P.W.11 is an engineer who has drawn the sketch. P.W.12 is the owner of the jewellary shop. He has admitted in his cross -examination that, he was not present when Ex.P4, receipt, allegedly issued when the jewellary was pawned. He has also admitted that he had not seen the accused nor could he identify him. He has further admitted that he has not given any statement before the Police. P.W.13 is another witness to the mahazar, Ex. P5. P.W.14 is a villager. He has also turned hostile.
18. The investigating officer is examined as P.W.15. It is crucial to note that, he has admitted in his cross -
examination that, P.W.4 did not make certain statements as claimed by the prosecution. His cross examination precisely reads thus:
“It is true suggest that P.W.4 as (sic has) not stated before me “I found that light was burning, I did not find grandmother in the kitchen, therefore I came out side and found that my grandmother was not present. Again I went inside house and found my grandmother was lying on a cot, I made an attempt to wake her up. She did not wakeup there by I became shocked. I came out and called the Vasanth. He came and told after examining that my grandmother is dead.
“On examination Almera kept open the clothes kept in the Almera was spilled out. Cash and ornaments usually kept in the almera was missing. One gold pearls, chain, ear studs, one nose stud, worn by my grandmother were was missing. I telephone to my father and informed about the incident. I also informed to the neighbours of house of grandmother.”
“On enquiry one Shobhamma neighbour of grandmother told that accused and another person were knocking doors of my grandmother. Other neighbour are also told about the accused person and another knocking the doors of grandmother on the previous night.”

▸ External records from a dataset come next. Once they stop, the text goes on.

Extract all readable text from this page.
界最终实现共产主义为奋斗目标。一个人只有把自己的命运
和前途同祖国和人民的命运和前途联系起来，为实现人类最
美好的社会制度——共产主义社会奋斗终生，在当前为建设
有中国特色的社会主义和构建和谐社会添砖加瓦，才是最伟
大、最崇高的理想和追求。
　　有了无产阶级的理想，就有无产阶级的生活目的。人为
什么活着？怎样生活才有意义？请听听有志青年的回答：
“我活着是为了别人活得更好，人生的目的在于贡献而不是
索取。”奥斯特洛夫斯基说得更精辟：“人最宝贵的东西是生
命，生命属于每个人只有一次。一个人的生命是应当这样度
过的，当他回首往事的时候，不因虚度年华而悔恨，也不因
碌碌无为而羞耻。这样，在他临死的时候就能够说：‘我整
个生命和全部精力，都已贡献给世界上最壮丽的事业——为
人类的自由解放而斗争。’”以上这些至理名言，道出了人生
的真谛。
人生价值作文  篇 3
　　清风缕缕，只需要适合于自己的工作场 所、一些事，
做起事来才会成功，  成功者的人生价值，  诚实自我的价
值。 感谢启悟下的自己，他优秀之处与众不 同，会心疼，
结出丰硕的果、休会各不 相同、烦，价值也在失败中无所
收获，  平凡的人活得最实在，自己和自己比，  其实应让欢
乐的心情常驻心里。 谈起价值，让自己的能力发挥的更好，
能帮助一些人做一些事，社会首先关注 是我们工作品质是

It is true to suggest that P.W.4 as (sic has) not stated before me as “The doors of almera was broke opened and clothes were kept in the almera were spilled over. There were no valuable in the almera. My self and abhilash went out of the house being scared and told that grandmother is murdered. One Shobhamma, Murthy, and other villagers came to the house of Huchamma. My house is opposite to the house of Huchammaa. House of Shobhamma is adjacent to the house of Huchamma. On enquiry neighbour told the one Jayarama came and calling the old lady.”
(emphasis supplied) 19. The investigating officer has been cross examined with regard to the ‘other person’, Ramesh, who was allegedly in the company of the accused as claimed by P.W.6 and P.W.7. He has denied a suggestion that, intentionally no charge sheet was filed against the accomplice. However, no explanation is forthcoming about the investigation, if any, conducted with regard to the complicity of the said accomplice.
20. The witnesses P.Ws.16, 17, 19 and 20 are police officials, who have assisted in investigation. P.W.18 is a Scientific Officer with the Forensic Science Laboratory.
P.W.21, is the Doctor who has conducted the postmortem. He has stated that death is due to asphyxia due to strangulation.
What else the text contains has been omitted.